Il fait et defait des prefets, des gouverneurs, des ministres

Sa femme fait des academiciens. Tous les souverains qui visitent la capitale traversent son salon, et il est, par suite, tout couvert de croix. Il est, de plus, comble de sinecures; il vient encore d’etre nomme conservateur des Hieroglyphes de l’Obelisque. On dit que, s’il le veut, il arrivera a la presidence de la Republique. . . des qu’il aura atteint sa majorite. Une seule chose le desole, c’est la decision recente qui ne lui permettra pas d’obtenir sans scandale, avant sa trentieme annee, les palmes academiques, qu’il fait donner deux fois par an a tout un peuple! –Mon cher Cabissol, dit M.

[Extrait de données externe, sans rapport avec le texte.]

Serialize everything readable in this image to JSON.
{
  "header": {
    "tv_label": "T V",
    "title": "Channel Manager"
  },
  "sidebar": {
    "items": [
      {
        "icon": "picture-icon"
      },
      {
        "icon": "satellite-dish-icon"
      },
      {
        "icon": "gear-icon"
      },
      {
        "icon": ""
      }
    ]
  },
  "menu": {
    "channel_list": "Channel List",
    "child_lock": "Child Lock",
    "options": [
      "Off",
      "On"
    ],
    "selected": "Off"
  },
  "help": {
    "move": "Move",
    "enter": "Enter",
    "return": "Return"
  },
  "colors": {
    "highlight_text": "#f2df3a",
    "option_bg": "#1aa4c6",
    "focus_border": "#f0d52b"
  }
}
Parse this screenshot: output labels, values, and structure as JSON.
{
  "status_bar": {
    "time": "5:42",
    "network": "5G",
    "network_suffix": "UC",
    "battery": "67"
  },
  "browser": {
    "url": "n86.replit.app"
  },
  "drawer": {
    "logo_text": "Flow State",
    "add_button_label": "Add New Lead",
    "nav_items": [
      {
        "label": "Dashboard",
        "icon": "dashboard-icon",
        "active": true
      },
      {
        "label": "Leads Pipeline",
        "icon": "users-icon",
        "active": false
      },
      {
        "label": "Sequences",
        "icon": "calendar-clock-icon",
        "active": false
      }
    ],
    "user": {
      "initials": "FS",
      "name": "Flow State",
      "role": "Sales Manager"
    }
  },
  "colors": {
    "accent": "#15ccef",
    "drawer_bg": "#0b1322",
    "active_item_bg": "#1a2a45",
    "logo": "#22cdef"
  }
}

Rinal, vous etes, vous aussi, un maitre galegeaire, car pendant tout votre invraisemblable recit j’ai cru a plusieurs reprises qu’il etait vrai. –Parbleu! dit Cabissol, il est beaucoup plus vrai que la verite, ce qui, pour les contes, n’est point rare. Et, sur ce mot, chacun s’alla coucher. CHAPITRE XLIX Ou l’on verra l’histoire jolie de la _Poule verte_, comment l’horrible Grondard denoua le roman de Tonia et du roi des Maures, et avec quel desinteressement admirable Pastoure refusa une haute position. Le lendemain au soir: –Votre histoire d’hier n’etait pas beaucoup gaie, monsieur Cabissol, dit Maurin. J’y ai reflechi cette nuit: elle veut dire que le gouvernement des hommes n’appartient pas toujours a ceux qui ont le merite. C’est vrai peut-etre bien, mais ce n’est pas agreable a penser. « Il n’est peut-etre pas agreable non plus de se dire que notre gouvernement de la Republique favorise tant d’intrigues! –Laissez donc la Republique tranquille, Maurin! s’ecria M.

Rinal.

La moralite d’une epoque ne tient pas necessairement aux formes de gouvernement.

On imagine tres bien d’excellents rois et meme de bons tyrans!. . . oui.

. . oui. . .

je ne m’en dedis pas, moi, le jacobin! L’ideal de la Republique est admirable. C’est le gouvernement des meilleurs et des plus instruits, des plus _capables_, comme vous dites, mais l’organisation republicaine ne peut que permettre au peuple de se faire gouverner par ceux-la,–et d’autre part un peuple peut fort bien ne pas etre digne de ses libertes. Laissez-nous le temps de nous instruire de nos droits et de nos devoirs. Nous naissons a peine a la liberte.

Nous grandirons. Laissez faire. Et, en attendant, rions de ce qu’il y a de risible, meme dans nos malheurs. Voyons, monsieur Cabissol, encore une histoire drole! –Connaissez-vous celle de la _Poule verte_? –Non, dit Maurin. –Non, dit M. Rinal. Pastoure secoua negativement la tete. –Oyez-la donc, dit M. Cabissol, il m’est arrive d’en rire tout seul. Et il conta ce site de l’entreprise qui suit: LA POULE VERTE –Il se passe souvent, dans le vaste monde, des choses bien extraordinaires. « J’ai connu, voici quelques annees, un vieux gavot, un paysan de la montagne, qui s’appelait Marius-Sidoine Cabasse. « Cabasse vivait dans la bastide ou il etait ne, en pleine Provence des clapiers, dans l’odeur de la farigoule, la-bas, la-bas, plus loin que Draguignan.

Cabasse n’avait jamais rien vu au dela des clapiers qui formaient tout l’horizon de sa bastide.